This Account, which seem'd to carry the Face of Probability, prevail'd with me to receive the Sieur Duhaut, and in Reality I could do no otherwise, and I made it my Business to examine into his Behaviour, but could find Nothing to lay to his Charge. We continued some Time longer as we had been before; during the which, I caus'd another little Wooden Structure to be made, of Timber, I had got together, and in it I lodg'd the Women and Maidens by themselves. Having hitherto said Nothing of the Situation of our Dwelling of St. Lewis, nor of the Nature of the Country we were in, I will here venture upon a plain but true Description.

Description of the Country and Dwelling at St. Lewis. We were in about the 27th Degree of North Latitude, two Leagues up the Country, near the Bay of St. Lewis and the Bank of the River aux Bœufs, on a little Hillock, whence we discover'd vast and beautiful Plains, extending very far to the Westward, all level and full of Greens, which afford Pasture to an infinite Number of Beeves and other Creatures.

The Land. Turning from the West to the Southward, there appear'd other Plains adorn'd with several little Woods of several Sorts of Trees. Towards the South and East was the Bay, and the Plains that hem it in from the East; to the Northward, was the River running along by a little Hill,[1]C. C. edit.]

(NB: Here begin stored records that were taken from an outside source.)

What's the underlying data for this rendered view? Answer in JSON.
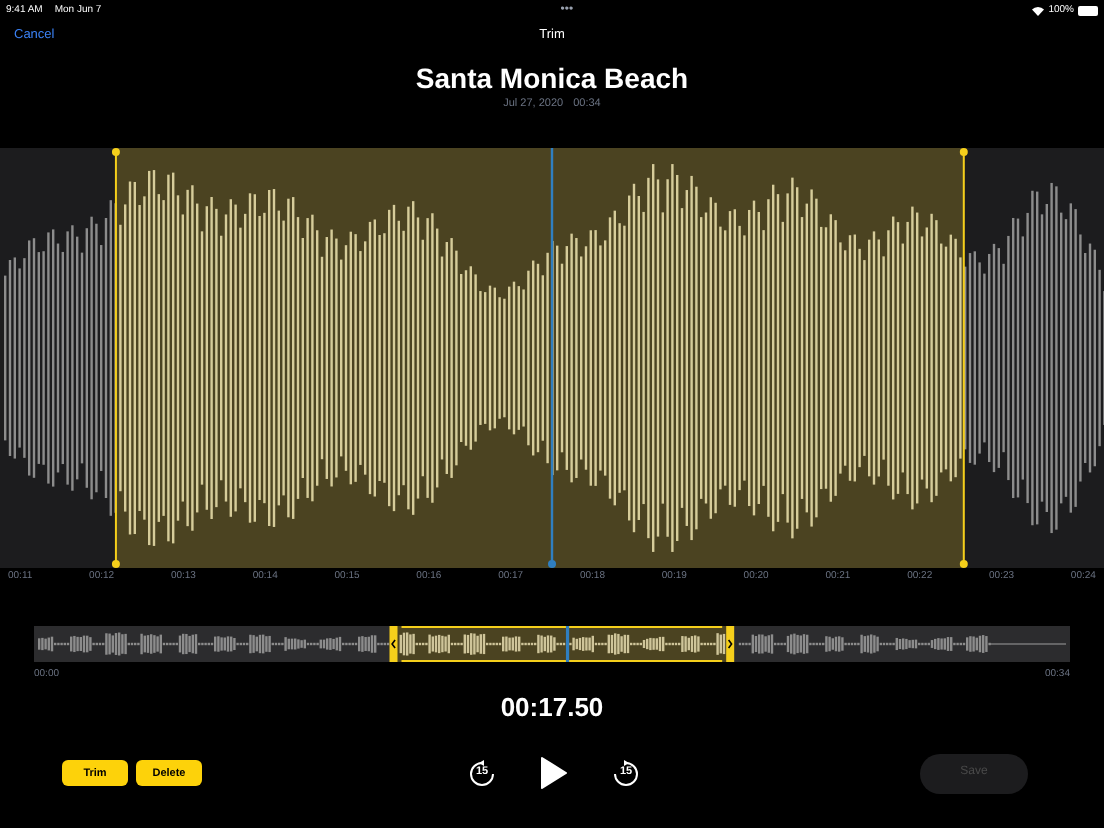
{
  "status_bar": {
    "time": "9:41 AM",
    "date": "Mon Jun 7",
    "dots": "•••",
    "battery": "100%"
  },
  "nav": {
    "cancel": "Cancel",
    "title": "Trim"
  },
  "recording": {
    "title": "Santa Monica Beach",
    "date": "Jul 27, 2020",
    "duration": "00:34"
  },
  "editor": {
    "selection_start": {
      "level": 0.105
    },
    "selection_end": {
      "level": 0.873
    },
    "playhead": {
      "level": 0.5
    },
    "ticks": [
      "00:11",
      "00:12",
      "00:13",
      "00:14",
      "00:15",
      "00:16",
      "00:17",
      "00:18",
      "00:19",
      "00:20",
      "00:21",
      "00:22",
      "00:23",
      "00:24"
    ]
  },
  "overview": {
    "selection_start": {
      "level": 0.347
    },
    "selection_end": {
      "level": 0.672
    },
    "playhead": {
      "level": 0.515
    },
    "start_label": "00:00",
    "end_label": "00:34"
  },
  "current_time": "00:17.50",
  "controls": {
    "trim": "Trim",
    "delete": "Delete",
    "skip_back": "15",
    "skip_forward": "15",
    "save": {
      "label": "Save",
      "disabled": true
    }
  }
}
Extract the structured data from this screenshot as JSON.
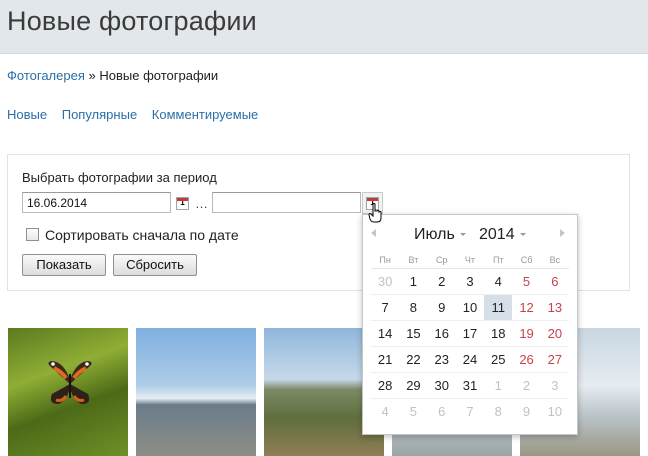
{
  "header": {
    "title": "Новые фотографии"
  },
  "breadcrumb": {
    "root": "Фотогалерея",
    "separator": "»",
    "current": "Новые фотографии"
  },
  "filter_tabs": [
    "Новые",
    "Популярные",
    "Комментируемые"
  ],
  "period": {
    "label": "Выбрать фотографии за период",
    "from_value": "16.06.2014",
    "to_value": "",
    "separator": "…",
    "calendar_icon_text": "1",
    "sort_label": "Сортировать сначала по дате",
    "sort_checked": false,
    "show_button": "Показать",
    "reset_button": "Сбросить"
  },
  "calendar": {
    "month": "Июль",
    "year": "2014",
    "weekdays": [
      "Пн",
      "Вт",
      "Ср",
      "Чт",
      "Пт",
      "Сб",
      "Вс"
    ],
    "weeks": [
      [
        {
          "d": "30",
          "other": true
        },
        {
          "d": "1"
        },
        {
          "d": "2"
        },
        {
          "d": "3"
        },
        {
          "d": "4"
        },
        {
          "d": "5",
          "we": true
        },
        {
          "d": "6",
          "we": true
        }
      ],
      [
        {
          "d": "7"
        },
        {
          "d": "8"
        },
        {
          "d": "9"
        },
        {
          "d": "10"
        },
        {
          "d": "11",
          "today": true
        },
        {
          "d": "12",
          "we": true
        },
        {
          "d": "13",
          "we": true
        }
      ],
      [
        {
          "d": "14"
        },
        {
          "d": "15"
        },
        {
          "d": "16"
        },
        {
          "d": "17"
        },
        {
          "d": "18"
        },
        {
          "d": "19",
          "we": true
        },
        {
          "d": "20",
          "we": true
        }
      ],
      [
        {
          "d": "21"
        },
        {
          "d": "22"
        },
        {
          "d": "23"
        },
        {
          "d": "24"
        },
        {
          "d": "25"
        },
        {
          "d": "26",
          "we": true
        },
        {
          "d": "27",
          "we": true
        }
      ],
      [
        {
          "d": "28"
        },
        {
          "d": "29"
        },
        {
          "d": "30"
        },
        {
          "d": "31"
        },
        {
          "d": "1",
          "other": true
        },
        {
          "d": "2",
          "other": true
        },
        {
          "d": "3",
          "other": true
        }
      ],
      [
        {
          "d": "4",
          "other": true
        },
        {
          "d": "5",
          "other": true
        },
        {
          "d": "6",
          "other": true
        },
        {
          "d": "7",
          "other": true
        },
        {
          "d": "8",
          "other": true
        },
        {
          "d": "9",
          "other": true
        },
        {
          "d": "10",
          "other": true
        }
      ]
    ]
  },
  "photos": [
    "butterfly",
    "pier",
    "fort",
    "harbor",
    "shore"
  ],
  "colors": {
    "link": "#2a6fa8",
    "weekend": "#c9424b",
    "today_bg": "#d6dee8",
    "header_bg": "#e1e7eb"
  }
}
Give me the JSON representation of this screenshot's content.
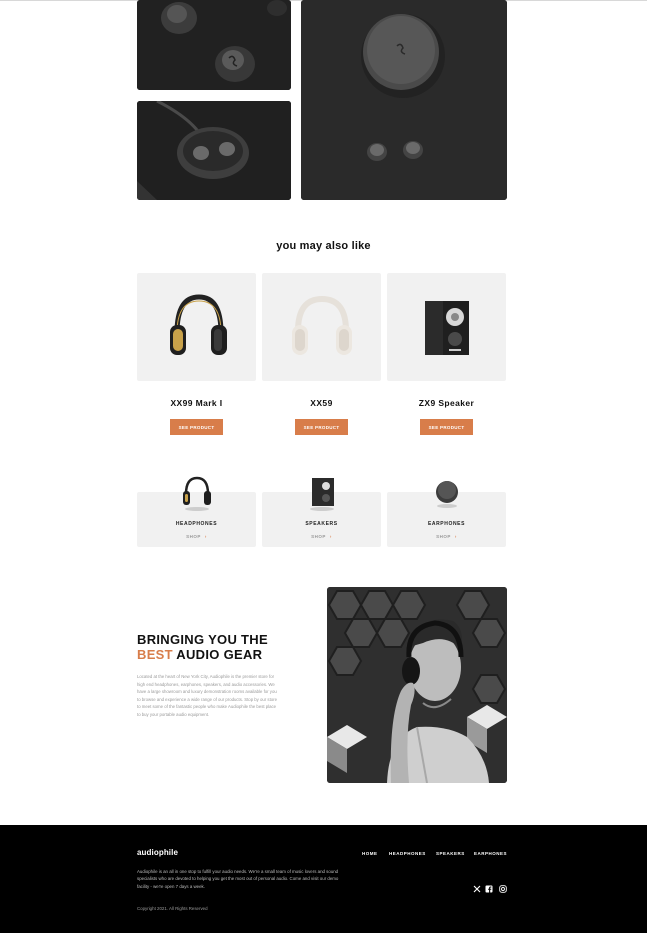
{
  "also_like": {
    "title": "you may also like",
    "products": [
      {
        "name": "XX99 Mark I",
        "button": "See product"
      },
      {
        "name": "XX59",
        "button": "See product"
      },
      {
        "name": "ZX9 Speaker",
        "button": "See product"
      }
    ]
  },
  "categories": [
    {
      "label": "HEADPHONES",
      "shop": "SHOP",
      "chevron": "›"
    },
    {
      "label": "SPEAKERS",
      "shop": "SHOP",
      "chevron": "›"
    },
    {
      "label": "EARPHONES",
      "shop": "SHOP",
      "chevron": "›"
    }
  ],
  "about": {
    "title_line1": "BRINGING YOU THE",
    "title_accent": "BEST",
    "title_rest": " AUDIO GEAR",
    "text": "Located at the heart of New York City, Audiophile is the premier store for high end headphones, earphones, speakers, and audio accessories. We have a large showroom and luxury demonstration rooms available for you to browse and experience a wide range of our products. Stop by our store to meet some of the fantastic people who make Audiophile the best place to buy your portable audio equipment."
  },
  "footer": {
    "logo": "audiophile",
    "nav": [
      "HOME",
      "HEADPHONES",
      "SPEAKERS",
      "EARPHONES"
    ],
    "text": "Audiophile is an all in one stop to fulfill your audio needs. We're a small team of music lovers and sound specialists who are devoted to helping you get the most out of personal audio. Come and visit our demo facility - we're open 7 days a week.",
    "copyright": "Copyright 2021. All Rights Reserved",
    "social": [
      "x-icon",
      "facebook-icon",
      "instagram-icon"
    ]
  },
  "colors": {
    "accent": "#d87d4a",
    "card_bg": "#f1f1f1",
    "footer_bg": "#000000"
  }
}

  1. Fr. "On voyoit du Côté du midy, & vers l'Orient, la Baye, & les campagnes qui la bordent, de l'Orient au Septentrion, la Riviere se presentoit le long d'un petit costan,"—To the southward and eastward stretched the Bay and the fields which border it, from the east to the north, the river appeared along a gentle slope,—[The phrase, "From the east to the north" squints both ways; the reader must determine the meaning. Perhaps, in the editor's translation, the comma after the words "border it" should be removed, so as to make the phrase "from the east to the north" qualify the verb "border." Although the editor's studies have not qualified him to express an authoritative opinion upon this point of historical geography, he hazards the guess that this river is one of those flowing into Galveston Bay.